You installed a package last week. Something might have left with it.

Three incidents. Seven days. The same attack surface, hit three different ways.

On May 16, Grafana confirmed that a targeted group gained unauthorized access to its GitHub repositories and downloaded its codebase. The entry point was an npm supply chain compromise involving TanStack packages. Not a breach of Grafana’s servers. A library. One they trusted.

On May 19, GitHub published a statement that its own internal repositories had been accessed. The vector was a poisoned VS Code extension installed on an employee device. GitHub removed the malicious extension, isolated the endpoint, and opened an incident response. The disclosure hit 6.1 million views within hours.

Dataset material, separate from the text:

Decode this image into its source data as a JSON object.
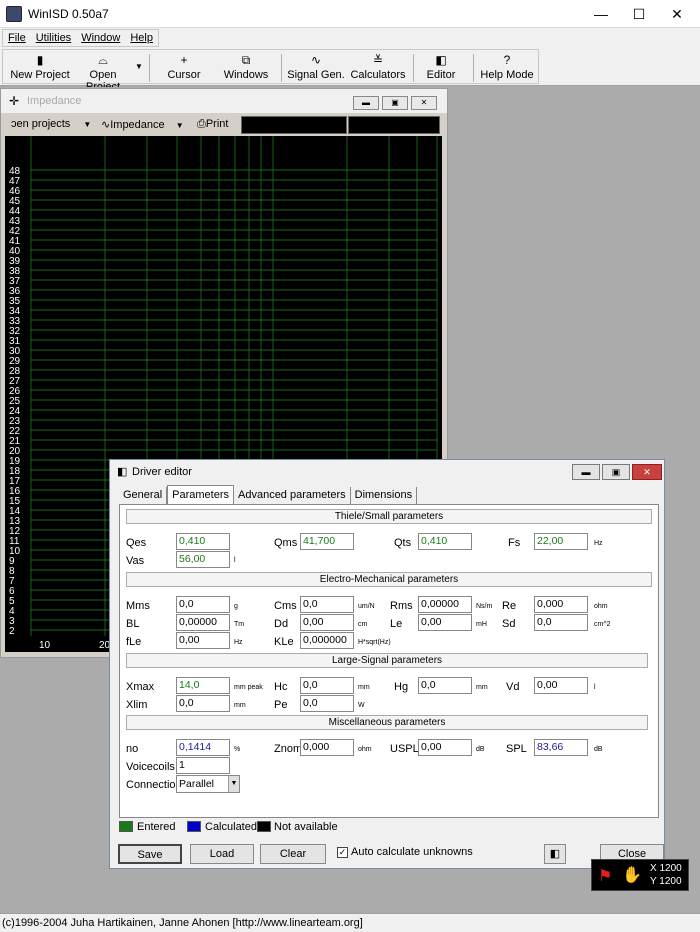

On May 20, Microsoft Threat Intelligence identified “Mini Shai-Hulud”: an npm supply chain attack targeting antv packages, including antv/g2 and the widely used echarts-for-react. A compromised maintainer account published malicious versions containing an obfuscated payload delivered via a Bun preinstall hook. What it takes: GitHub PATs, OIDC tokens, AWS credentials, SSH keys, kubeconfigs, .env files, Slack tokens, Stripe tokens, Vault tokens. Exfiltration over HTTPS. No warning. No confirmation prompt. It runs the moment you install.

The connecting thread is not a specific actor. It is a category of trust: the tools that developers use daily are now the preferred delivery surface.

npm preinstall hooks run silently. VS Code extensions run with full file system access. Both had a bad week.

The question worth sitting with: how many more are already in the wild?